Clotilde, 22 ans, nouvelle patiente, consulte pour la délivrance d’un certificat de non-contre-indication à la pratique sportive. Dans ses antécédents, elle rapporte un nævus congénital géant opéré à plusieurs reprises dans la petite enfance et à l’origine d’une souffrance physique et psychique. L’examen note en effet une lésion cutanée pigmentée de couleur brune de 40 cm de grand axe, située sur l’ensemble de la région lombaire et circonscrite par des cicatrices chirurgicales.
Le nævus congénital est une tumeur mélanocytaire présente à la naissance ou apparaissant dans l’enfance. Son type géant est décrit comme mesurant plus de 40 cm à l’âge adulte, ce qui correspond à une lésion de plus de 14 cm chez un nouveau-né. Sa prévalence à la naissance est estimée entre 1/50 000 et 1/500 000, avec une légère prédominance féminine. Il est d’autant plus rare qu’il touche une surface corporelle plus grande. Il est dû à un trouble du développement de la crête neurale embryonnaire au premier trimestre de grossesse dont la cause reste inconnue.
La clinique est polymorphe, avec présence d’un placard cuta­né circonscrit de teinte brune plus ou moins foncée, souvent recouvert de pilosité dense ou de nodules de prolifération et/ou de nævi satellites. Ces nævi congénitaux géants sont volontiers situés à la partie postérieure du tronc ou de l’extrémité céphalique mais peuvent siéger ailleurs, en particulier sur les extrémités.
La biopsie est nécessaire si une transformation maligne est suspectée.

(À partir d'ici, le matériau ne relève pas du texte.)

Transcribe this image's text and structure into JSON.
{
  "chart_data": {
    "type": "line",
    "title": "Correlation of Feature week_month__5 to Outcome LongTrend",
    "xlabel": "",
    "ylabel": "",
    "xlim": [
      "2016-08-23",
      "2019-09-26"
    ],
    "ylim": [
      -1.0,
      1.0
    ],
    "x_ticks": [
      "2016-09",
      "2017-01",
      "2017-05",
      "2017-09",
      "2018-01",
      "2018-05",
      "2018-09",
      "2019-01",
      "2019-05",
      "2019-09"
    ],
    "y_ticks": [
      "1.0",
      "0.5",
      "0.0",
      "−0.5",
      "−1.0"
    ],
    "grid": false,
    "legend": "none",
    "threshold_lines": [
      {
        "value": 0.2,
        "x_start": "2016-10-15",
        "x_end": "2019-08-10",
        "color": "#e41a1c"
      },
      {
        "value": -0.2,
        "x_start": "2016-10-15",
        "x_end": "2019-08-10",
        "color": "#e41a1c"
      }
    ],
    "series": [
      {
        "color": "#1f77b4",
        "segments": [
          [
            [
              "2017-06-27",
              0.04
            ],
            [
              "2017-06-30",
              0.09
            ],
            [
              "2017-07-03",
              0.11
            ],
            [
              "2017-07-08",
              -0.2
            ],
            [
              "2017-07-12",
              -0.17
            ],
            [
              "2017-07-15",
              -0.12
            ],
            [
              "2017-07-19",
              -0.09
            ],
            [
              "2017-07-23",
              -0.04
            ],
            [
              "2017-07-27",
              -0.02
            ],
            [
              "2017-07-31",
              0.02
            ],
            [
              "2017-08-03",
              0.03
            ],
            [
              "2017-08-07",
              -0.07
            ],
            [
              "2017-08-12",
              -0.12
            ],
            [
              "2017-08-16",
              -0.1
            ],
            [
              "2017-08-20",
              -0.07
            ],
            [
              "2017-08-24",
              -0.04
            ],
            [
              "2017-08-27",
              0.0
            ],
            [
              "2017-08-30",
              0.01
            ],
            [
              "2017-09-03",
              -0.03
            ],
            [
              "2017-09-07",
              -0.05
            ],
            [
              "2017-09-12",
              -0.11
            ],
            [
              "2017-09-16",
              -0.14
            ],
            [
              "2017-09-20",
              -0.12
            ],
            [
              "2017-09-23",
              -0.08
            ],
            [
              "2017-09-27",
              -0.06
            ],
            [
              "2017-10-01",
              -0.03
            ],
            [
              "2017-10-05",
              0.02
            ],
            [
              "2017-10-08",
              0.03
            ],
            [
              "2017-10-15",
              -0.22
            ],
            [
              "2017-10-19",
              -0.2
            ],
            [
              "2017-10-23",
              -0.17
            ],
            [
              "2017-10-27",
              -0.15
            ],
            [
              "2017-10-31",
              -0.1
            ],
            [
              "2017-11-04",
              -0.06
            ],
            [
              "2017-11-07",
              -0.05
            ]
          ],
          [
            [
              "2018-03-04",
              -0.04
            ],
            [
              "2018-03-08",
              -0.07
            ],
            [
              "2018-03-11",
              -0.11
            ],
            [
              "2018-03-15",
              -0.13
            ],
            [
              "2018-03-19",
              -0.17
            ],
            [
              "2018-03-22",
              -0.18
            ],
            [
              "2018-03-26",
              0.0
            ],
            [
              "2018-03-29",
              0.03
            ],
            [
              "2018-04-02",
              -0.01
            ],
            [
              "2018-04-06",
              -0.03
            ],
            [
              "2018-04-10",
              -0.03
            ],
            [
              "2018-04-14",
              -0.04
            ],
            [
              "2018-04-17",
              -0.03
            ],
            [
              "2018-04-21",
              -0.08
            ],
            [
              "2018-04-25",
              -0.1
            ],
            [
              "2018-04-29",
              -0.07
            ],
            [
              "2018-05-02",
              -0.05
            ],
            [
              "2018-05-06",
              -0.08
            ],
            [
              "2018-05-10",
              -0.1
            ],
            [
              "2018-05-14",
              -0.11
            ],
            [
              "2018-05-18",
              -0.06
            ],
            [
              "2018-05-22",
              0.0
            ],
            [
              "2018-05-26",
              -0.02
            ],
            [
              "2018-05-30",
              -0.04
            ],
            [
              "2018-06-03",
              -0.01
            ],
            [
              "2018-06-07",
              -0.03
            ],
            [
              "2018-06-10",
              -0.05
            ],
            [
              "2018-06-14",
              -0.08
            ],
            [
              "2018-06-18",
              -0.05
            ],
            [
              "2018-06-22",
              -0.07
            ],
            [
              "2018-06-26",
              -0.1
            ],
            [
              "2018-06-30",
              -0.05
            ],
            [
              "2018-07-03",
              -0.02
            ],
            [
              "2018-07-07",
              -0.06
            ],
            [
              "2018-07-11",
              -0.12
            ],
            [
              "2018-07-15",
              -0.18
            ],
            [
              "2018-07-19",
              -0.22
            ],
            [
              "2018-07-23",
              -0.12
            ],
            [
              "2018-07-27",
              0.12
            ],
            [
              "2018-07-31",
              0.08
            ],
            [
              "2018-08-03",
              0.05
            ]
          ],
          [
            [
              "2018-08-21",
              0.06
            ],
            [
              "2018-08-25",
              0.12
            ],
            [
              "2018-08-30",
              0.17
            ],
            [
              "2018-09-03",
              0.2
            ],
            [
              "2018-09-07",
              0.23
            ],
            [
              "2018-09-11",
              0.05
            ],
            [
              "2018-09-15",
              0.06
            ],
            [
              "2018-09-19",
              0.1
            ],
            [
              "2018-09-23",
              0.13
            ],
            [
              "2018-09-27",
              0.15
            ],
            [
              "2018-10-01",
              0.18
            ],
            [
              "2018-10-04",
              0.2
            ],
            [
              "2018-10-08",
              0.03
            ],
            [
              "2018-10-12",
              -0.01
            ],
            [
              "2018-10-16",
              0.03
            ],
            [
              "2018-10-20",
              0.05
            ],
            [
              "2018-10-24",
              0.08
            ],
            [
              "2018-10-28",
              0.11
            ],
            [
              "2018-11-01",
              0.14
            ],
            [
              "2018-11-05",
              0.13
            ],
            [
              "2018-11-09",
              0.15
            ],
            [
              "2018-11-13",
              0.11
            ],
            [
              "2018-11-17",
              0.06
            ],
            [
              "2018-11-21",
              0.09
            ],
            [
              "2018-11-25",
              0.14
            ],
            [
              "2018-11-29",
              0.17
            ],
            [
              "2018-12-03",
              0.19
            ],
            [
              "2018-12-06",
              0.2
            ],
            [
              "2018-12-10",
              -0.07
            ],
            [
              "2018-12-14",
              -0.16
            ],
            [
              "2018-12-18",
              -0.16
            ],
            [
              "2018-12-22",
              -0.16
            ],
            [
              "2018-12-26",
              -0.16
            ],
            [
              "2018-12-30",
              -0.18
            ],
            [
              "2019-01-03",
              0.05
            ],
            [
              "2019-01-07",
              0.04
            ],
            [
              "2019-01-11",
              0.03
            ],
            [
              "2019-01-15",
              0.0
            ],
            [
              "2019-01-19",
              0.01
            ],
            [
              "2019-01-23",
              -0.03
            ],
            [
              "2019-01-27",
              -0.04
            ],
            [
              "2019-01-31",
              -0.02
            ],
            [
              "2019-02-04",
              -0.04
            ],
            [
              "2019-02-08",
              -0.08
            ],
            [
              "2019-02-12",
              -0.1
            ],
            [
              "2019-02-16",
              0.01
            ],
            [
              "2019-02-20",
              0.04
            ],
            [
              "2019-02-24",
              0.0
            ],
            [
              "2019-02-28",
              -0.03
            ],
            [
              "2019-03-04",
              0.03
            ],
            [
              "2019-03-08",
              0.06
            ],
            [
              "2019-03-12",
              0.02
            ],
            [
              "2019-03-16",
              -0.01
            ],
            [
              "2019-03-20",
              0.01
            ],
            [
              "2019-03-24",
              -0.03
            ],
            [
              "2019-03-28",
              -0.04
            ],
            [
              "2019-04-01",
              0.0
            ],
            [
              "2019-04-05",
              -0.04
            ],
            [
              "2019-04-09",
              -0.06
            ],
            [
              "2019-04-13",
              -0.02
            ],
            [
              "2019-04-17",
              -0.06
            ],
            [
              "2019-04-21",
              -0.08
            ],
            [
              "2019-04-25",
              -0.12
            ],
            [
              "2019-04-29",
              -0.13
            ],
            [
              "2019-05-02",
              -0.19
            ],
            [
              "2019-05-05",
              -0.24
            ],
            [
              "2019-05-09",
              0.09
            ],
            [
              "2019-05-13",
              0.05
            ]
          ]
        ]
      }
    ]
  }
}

L’aspect histologique est particulier : présence de cellules pigmentées dans l’épiderme et le derme superficiel (habituellement, dans la composante profonde, les cellules sont achromiques) ; caractère infiltrant pouvant s’étendre à l’hypoderme, aux aponévroses et aux muscles sous-jacents.
L’évolution spontanée est imprévisible : modification de taille ou de couleur, développement d’une hypertrichose, de nodules, de nævi satellites pouvant se ramollir, s’éroder, se sur­infecter. Le nævus congénital géant peut se compliquer d’une mélanose neurocutanée (infiltration du système nerveux central – leptoméninges – par des cellules næviques). Divers tableaux neurologiques sont alors possibles (céphalées, crise comitiale, hypertension intracrânienne, troubles du développement psychomoteur, compression de la moelle épinière) et justifient la réalisation d’une IRM injectée. Le pronostic en est extrêmement péjoratif, avec 90 % de décès. Le risque de mélanome sur nævus congénital géant est estimé, quant à lui, à environ 4 % ; il est d’autant plus élevé que la taille de la lésion est grande. Si le mélanome survient, c’est avant l’âge de 10 ans (voire de 5 ans). Il se développe à partir de la composante profonde, rendant sa détection précoce (à un stade curable) pratiquement impossible. Il peut également se révéler d’emblée dans le système nerveux central ou dans le rétropéritoine. Le pronostic est également très mauvais, avec 70 % de décès dans les dix premières années. Enfin, d’autres types de tumeurs malignes secondaires ont été décrits (sarcomes). À l’âge adulte, les complications sont rares, mais une surveillance dermatologique régulière reste nécessaire.
Il n’y a pas de consensus concernant la prise en charge. Elle est discutée au par cas, dans le cadre d’une réunion multidisciplinaire. La décision finale revient aux parents et à l’enfant, après explications détaillées sur les bénéfices et les risques. Le caractère inesthétique des nævi congénitaux géants est à l’origine de difficultés sociales et comportementales qui peuvent gêner la surveillance dermatologique. L’exérèse préventive, souvent alors justifiée, est réalisée le plus précocement possible afin d’espérer une action préventive sur la survenue d’un éventuel mélanome. Les procédures chirurgicales sont compliquées et itératives.
Pour en savoir plus 
Fraitag S. Nævus congénitaux : faut-il les enlever ? Presse Med 2013;42(2):127-31.